Daniel Hazelton <dhazelton@...er.net> wrote:
> On Sunday 20 April 2008 08:27:14 Andi Kleen wrote:
>> Adrian Bunk <bunk@...nel.org> writes:
>> > 6k is known to work, and there aren't many problems known with 4k.
>> >
>> > And from a QA point of view the only way of getting 4k thoroughly tested
>>
>> But you have to first ask why do you want 4k tested? Does it serve
>> any useful purpose in itself? I don't think so. Or you're saying
>> it's important to support 50k kernel threads on 32bit kernels?

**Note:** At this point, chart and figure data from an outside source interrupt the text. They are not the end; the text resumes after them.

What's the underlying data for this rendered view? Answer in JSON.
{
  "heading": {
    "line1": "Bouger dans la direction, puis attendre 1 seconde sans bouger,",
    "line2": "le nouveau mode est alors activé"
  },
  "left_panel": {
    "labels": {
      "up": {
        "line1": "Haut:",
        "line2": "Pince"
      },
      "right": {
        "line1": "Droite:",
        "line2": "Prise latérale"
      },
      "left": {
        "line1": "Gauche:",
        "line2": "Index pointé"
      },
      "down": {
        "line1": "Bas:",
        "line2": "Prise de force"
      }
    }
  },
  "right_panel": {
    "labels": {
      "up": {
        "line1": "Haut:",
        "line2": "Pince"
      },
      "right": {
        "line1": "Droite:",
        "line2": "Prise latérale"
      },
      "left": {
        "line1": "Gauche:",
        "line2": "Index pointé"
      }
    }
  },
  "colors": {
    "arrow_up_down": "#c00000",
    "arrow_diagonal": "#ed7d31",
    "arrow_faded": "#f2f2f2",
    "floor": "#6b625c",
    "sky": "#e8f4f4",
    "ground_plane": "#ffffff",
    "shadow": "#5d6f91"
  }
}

> Andi, you're the only one I've seen seriously pounding the "50k threads"
> thing - I don't think anyone is really fooled by the straw-man, so I'd
> suggest you drop it.
> 
> The real issue is that you think (and are correct in thinking) that people are
> idiots. Yes, there will be breakages if the default is changed to 4k stacks -
> but if people are running new kernels on boxes that'll hit stack use problems
> (that *AREN'T* related to ndiswrapper) and haven't made sure that they've
> configured the kernel properly, then they deserve the outcome. It isn't the
> job of the Linux Kernel to protect the incompetent - nor is it the job of
> linux kernel developers to do such.

It's the job of the kernel developers to mark experimental and broken options,
and to put a warning:

"This will break stacking of drivers, especially if disk manager, xfs, RAID
and nfs are used. Yes, linux is broken by default, but only if you intend to
set up a reliable system, so this will be OK!"

into the help text, instead of expecting each admin to read lkml.